Tagi: artykuł apple macbooki
21 października 2016, 09:21
Na 27 października Apple zaplanował konferencję w Cupertino. Technologiczny gigant ma wtedy zaprezentować nowe laptopy MacBook.
7 września oczy fanów technologii z całego świata były zwrócone na San Francisco, kiedy to Apple pokazało najnowszą wersję swojego flagowego smartfona – iPhone’a 7. Nie wszyscy pamiętają jednak, że to komputery przyniosły sławę firmie z Cupertino. A ten segment Apple ostatnimi czasy trochę zabiedbał – ostatnie większe zmiany w MacBookach producent wprowadził w kwietniu 2015 r., kiedy to 12-calowa wersja laptopa została wzbogacona o szybszy procesor i była dostępna w nowej wersji kolorystycznej.
Hasło nadchodzącej konferencji Apple to „Hello again”. Jest ono nawiązaniem do pierwszego komputera Mac, który ujrzał światło dzienne w 1984 r. Jego premierze towarzyszyło właśnie hasło „hello”.

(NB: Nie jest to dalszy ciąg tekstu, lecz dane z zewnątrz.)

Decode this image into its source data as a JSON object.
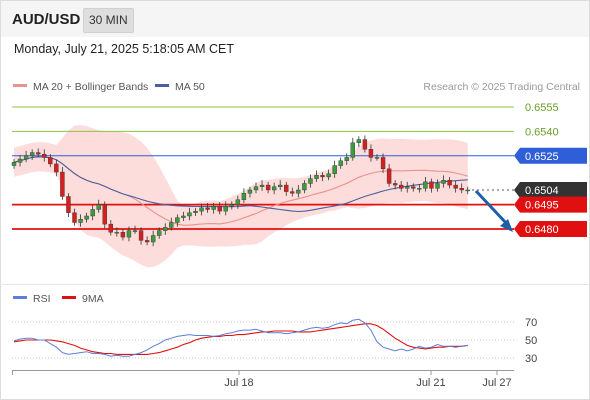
{
  "header": {
    "pair": "AUD/USD",
    "timeframe": "30 MIN"
  },
  "datetime": "Monday, July 21, 2025 5:18:05 AM CET",
  "legend": {
    "ma20_bollinger": "MA 20 + Bollinger Bands",
    "ma50": "MA 50",
    "copyright": "Research © 2025 Trading Central",
    "rsi": "RSI",
    "rsi9ma": "9MA"
  },
  "colors": {
    "bollinger_fill": "#fcd9d7",
    "ma20": "#e8938d",
    "ma50": "#4a5fa0",
    "bull": "#3a9c3a",
    "bear": "#d42020",
    "resistance": "#2f5fd8",
    "support": "#e01010",
    "green_level": "#8bc34a",
    "current": "#333333",
    "arrow": "#1f5fa8",
    "rsi_line": "#5b7fd6",
    "rsi_ma": "#e01010"
  },
  "chart_data": [
    {
      "type": "candlestick",
      "x_tick_labels": [
        "Jul 18",
        "Jul 21",
        "Jul 27"
      ],
      "ylim": [
        0.6466,
        0.6562
      ],
      "levels": [
        {
          "value": 0.6555,
          "label": "0.6555",
          "kind": "target"
        },
        {
          "value": 0.654,
          "label": "0.6540",
          "kind": "target"
        },
        {
          "value": 0.6525,
          "label": "0.6525",
          "kind": "resistance"
        },
        {
          "value": 0.6504,
          "label": "0.6504",
          "kind": "current"
        },
        {
          "value": 0.6495,
          "label": "0.6495",
          "kind": "support"
        },
        {
          "value": 0.648,
          "label": "0.6480",
          "kind": "support"
        }
      ],
      "forecast": "bearish arrow toward 0.6480",
      "closes": [
        0.6521,
        0.6523,
        0.6525,
        0.6527,
        0.6526,
        0.6524,
        0.652,
        0.6515,
        0.65,
        0.649,
        0.6484,
        0.6486,
        0.6488,
        0.6492,
        0.6495,
        0.6483,
        0.6478,
        0.6478,
        0.6475,
        0.6479,
        0.6479,
        0.6473,
        0.6472,
        0.6476,
        0.6479,
        0.6481,
        0.6484,
        0.6487,
        0.6488,
        0.649,
        0.6491,
        0.6493,
        0.6492,
        0.6494,
        0.6491,
        0.6494,
        0.6495,
        0.6498,
        0.6502,
        0.6504,
        0.6506,
        0.6507,
        0.6504,
        0.6506,
        0.6507,
        0.6503,
        0.6502,
        0.6504,
        0.6508,
        0.6511,
        0.6513,
        0.6512,
        0.6514,
        0.6519,
        0.6522,
        0.6524,
        0.6533,
        0.6535,
        0.6529,
        0.6524,
        0.6524,
        0.6517,
        0.6508,
        0.6507,
        0.6505,
        0.6506,
        0.6505,
        0.6505,
        0.6509,
        0.6505,
        0.6508,
        0.651,
        0.6507,
        0.6505,
        0.6504,
        0.6504
      ]
    },
    {
      "type": "line",
      "title": "RSI",
      "y_tick_labels": [
        "70",
        "50",
        "30"
      ],
      "ylim": [
        20,
        80
      ],
      "series": [
        {
          "name": "RSI",
          "values": [
            49,
            51,
            52,
            52,
            50,
            50,
            46,
            42,
            36,
            34,
            35,
            36,
            37,
            35,
            35,
            34,
            32,
            33,
            32,
            32,
            34,
            36,
            39,
            43,
            46,
            50,
            52,
            54,
            55,
            56,
            55,
            55,
            55,
            54,
            55,
            57,
            58,
            60,
            61,
            61,
            62,
            60,
            58,
            58,
            58,
            57,
            58,
            59,
            61,
            63,
            64,
            63,
            64,
            67,
            69,
            68,
            72,
            73,
            69,
            61,
            48,
            42,
            40,
            38,
            40,
            38,
            40,
            43,
            41,
            42,
            45,
            43,
            43,
            42,
            43,
            44
          ]
        },
        {
          "name": "9MA",
          "values": [
            48,
            49,
            50,
            50,
            50,
            50,
            50,
            49,
            48,
            46,
            44,
            41,
            39,
            37,
            36,
            35,
            35,
            34,
            34,
            34,
            34,
            34,
            34,
            35,
            36,
            38,
            40,
            42,
            45,
            47,
            50,
            52,
            53,
            54,
            54,
            55,
            55,
            56,
            56,
            57,
            58,
            59,
            59,
            60,
            60,
            60,
            60,
            59,
            59,
            59,
            60,
            61,
            62,
            63,
            64,
            65,
            66,
            67,
            68,
            68,
            66,
            62,
            57,
            52,
            48,
            44,
            42,
            41,
            40,
            41,
            42,
            42,
            43,
            43,
            43,
            44
          ]
        }
      ]
    }
  ]
}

Apple MacBook: co ma się zmienić?
Najczęściej powtarzaną plotką dotyczącą nowych MacBooków jest ta o planowanym usunięciu tradycyjnego portu USB z urządzeń w wersji Pro. Zamiast tego w laptopach pojawi się port USB-C. Zważywszy, że producent łatwo pozbył się gniazda słuchawkowego w iPhone’ie 7, nie można całkowicie odrzucić tej teorii. Mówi się też o dotykowym panelu zastępującym klawisze funkcyjne, którego ustawienia będzie można dostosowywać w zależności od używanej aplikacji. Po raz pierwszy w Makach ma zostać zastosowana znana już z iPhone’ów technologia Touch ID, czyli czytnik linii papilarnych. Obserwatorzy oczekują także, że nowe laptopy Apple’a będą cieńsze i lżejsze. Na konferencji 27 października zadebiutować ma także nowy komputer stacjonarny iMac.
Choć to sprzedaż iPhone’ów odpowiada za większość przychodów Apple’a, dystrybucja komputerów także ma w nich duży udział. W 2015 r. sprzedaż Maków stanowiła 11 proc. zysków firmy i była drugim największym źródłem jej przychodów.